The ecs-bridge and ecs-ipam plugins, however, are not having their intended effect and I am still not able to reach the bridge from the container.
I conclude that one of two things is true:
The ECS agent requires additional undocumented configuration to run tasks in
awsvpc
configuration mode on a CIS hardened Amazon Linux 2 machine.The ECS agent is not currently able to run tasks in
awsvpc
configuration mode on a CIS hardened Amazon Linux 2 machine.
It is at this point that my terrible understanding of networking3 prevents me from making further progress toward resolving this issue.
I open a support ticket to AWS, and send it along to our AWS partner representative who puts us in touch with a partner Solutions Architect who initially misunderstands my problem. He tells me he is able to run tasks on the CIS hardened Amazon Linux AMI. I jump on a call to explain it to him that it’s not running tasks that I’m having issues with. Upon talking over the phone I’m able to better illustrate the issues I am facing, and he tells me he will reach out internally and try to find a resolution for me.
In a rather painless experience with the AWS team, they are able to very quickly help pinpoint the root cause and publish some solutions. I’m not sure whether I’m meant to be identifying the solutions engineer in question, but I am incredibly grateful to this Solutions Architect and the ECS agent team for the fantastic support on this issue.
The tldr; is that the CIS hardened image includes the following iptables INPUT
chain rule:
0 0 DROP all -- * * 127.0.0.0/8 0.0.0.0/0
The ECS agent relies on a standard ACCEPT
rule configured by default on regular un-hardened Amazon Linux. With the hardened image dropping these packets by default, two new (undocumented at the time) iptables rules are required to configure the ECS agent:
iptables -A INPUT -i ecs-bridge -d 127.0.0.0/8 -p tcp -m tcp --dport 51679 -j ACCEPT
iptables -A INPUT -i docker0 -d 127.0.0.0/8 -p tcp -m tcp --dport 51679 -j ACCEPT
This additional configuration made everything work immediately. See this github issue for more info.

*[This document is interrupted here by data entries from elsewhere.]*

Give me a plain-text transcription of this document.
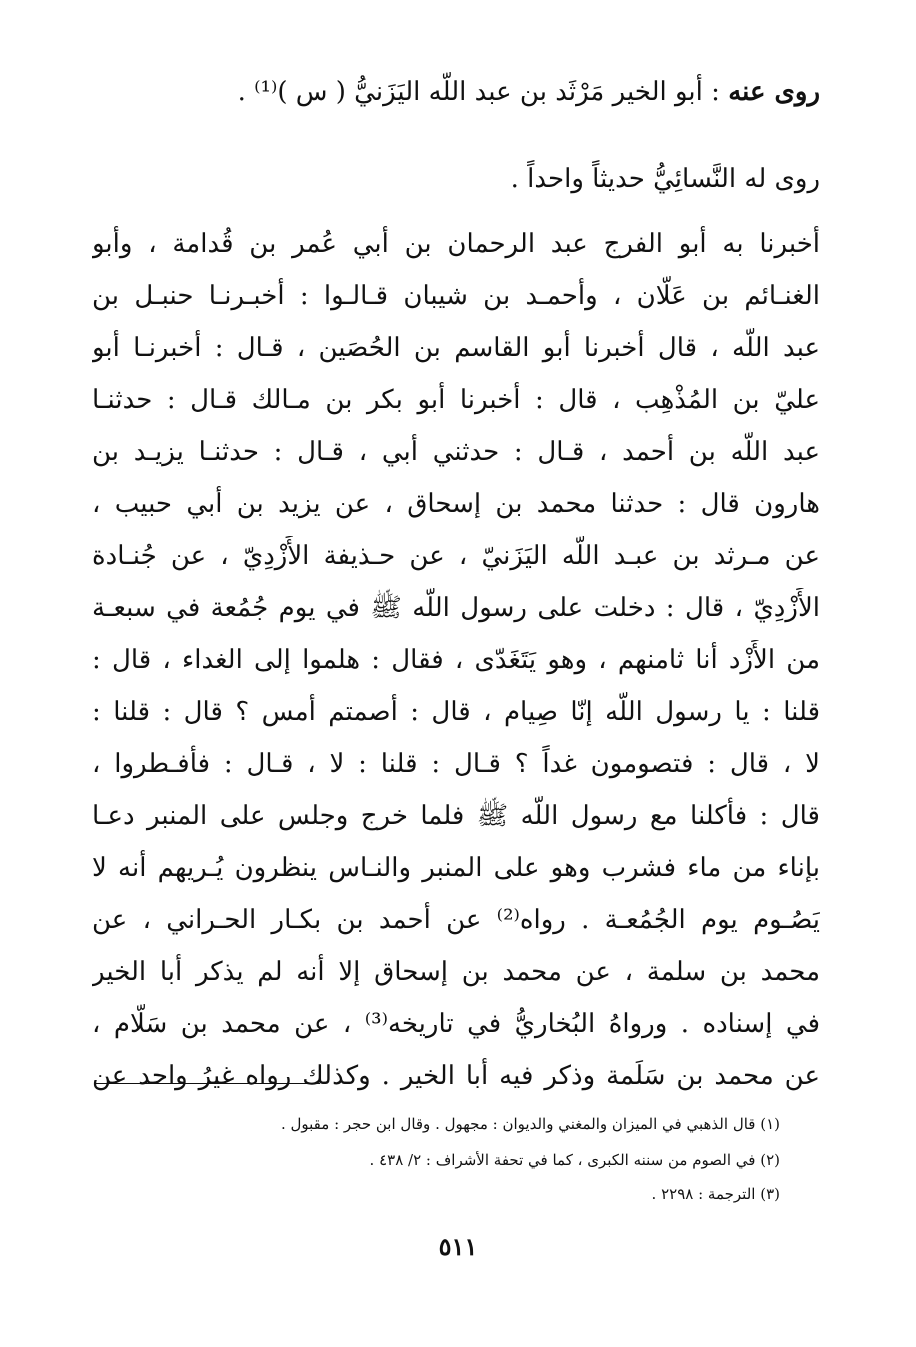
روى عنه : أبو الخير مَرْثَد بن عبد اللّه اليَزَنيُّ ( س )⁽¹⁾ .
روى له النَّسائِيُّ حديثاً واحداً .
أخبرنا به أبو الفرج عبد الرحمان بن أبي عُمر بن قُدامة ، وأبو
الغنـائم بن عَلّان ، وأحمـد بن شيبان قـالـوا : أخبـرنـا حنبـل بن
عبد اللّه ، قال أخبرنا أبو القاسم بن الحُصَين ، قـال : أخبرنـا أبو
عليّ بن المُذْهِب ، قال : أخبرنا أبو بكر بن مـالك قـال : حدثنـا
عبد اللّه بن أحمد ، قـال : حدثني أبي ، قـال : حدثنـا يزيـد بن
هارون قال : حدثنا محمد بن إسحاق ، عن يزيد بن أبي حبيب ،
عن مـرثد بن عبـد اللّه اليَزَنيّ ، عن حـذيفة الأَزْدِيّ ، عن جُنـادة
الأَزْدِيّ ، قال : دخلت على رسول اللّه ﷺ في يوم جُمُعة في سبعـة
من الأَزْد أنا ثامنهم ، وهو يَتَغَدّى ، فقال : هلموا إلى الغداء ، قال :
قلنا : يا رسول اللّه إنّا صِيام ، قال : أصمتم أمس ؟ قال : قلنا :
لا ، قال : فتصومون غداً ؟ قـال : قلنا : لا ، قـال : فأفـطروا ،
قال : فأكلنا مع رسول اللّه ﷺ فلما خرج وجلس على المنبر دعـا
بإناء من ماء فشرب وهو على المنبر والنـاس ينظرون يُـريهم أنه لا
يَصُـوم يوم الجُمُعـة . رواه⁽²⁾ عن أحمد بن بكـار الحـراني ، عن
محمد بن سلمة ، عن محمد بن إسحاق إلا أنه لم يذكر أبا الخير
في إسناده . ورواهُ البُخاريُّ في تاريخه⁽³⁾ ، عن محمد بن سَلّام ،
عن محمد بن سَلَمة وذكر فيه أبا الخير . وكذلك رواه غيرُ واحد عن
(١) قال الذهبي في الميزان والمغني والديوان : مجهول . وقال ابن حجر : مقبول .
(٢) في الصوم من سننه الكبرى ، كما في تحفة الأشراف : ٢/ ٤٣٨ .
(٣) الترجمة : ٢٢٩٨ .
٥١١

I don’t like to be beaten, but this was a fun rabbit hole and it taught me a ton about the way ECS is designed in the process. If you’re still with me at the end of all of this, I hope you learned a bit too.
Albeit upgraded to Terraform 0.14 compatible syntax with modified userdata to enable operation on Amazon Linux 2 ECS Optimized AMIs.
Aside from being recommended by AWS, awsvpc
networking mode attaches a ENI to each ECS task and allows the use of native AWS security groups to restrict ingress and egress traffic from each task at the network level making this important for our particular use-case.
of the computer variety although the same description could apply to my business networking skillset.
Insightful!
Great post, showing true ownership and customer obsession. Well done.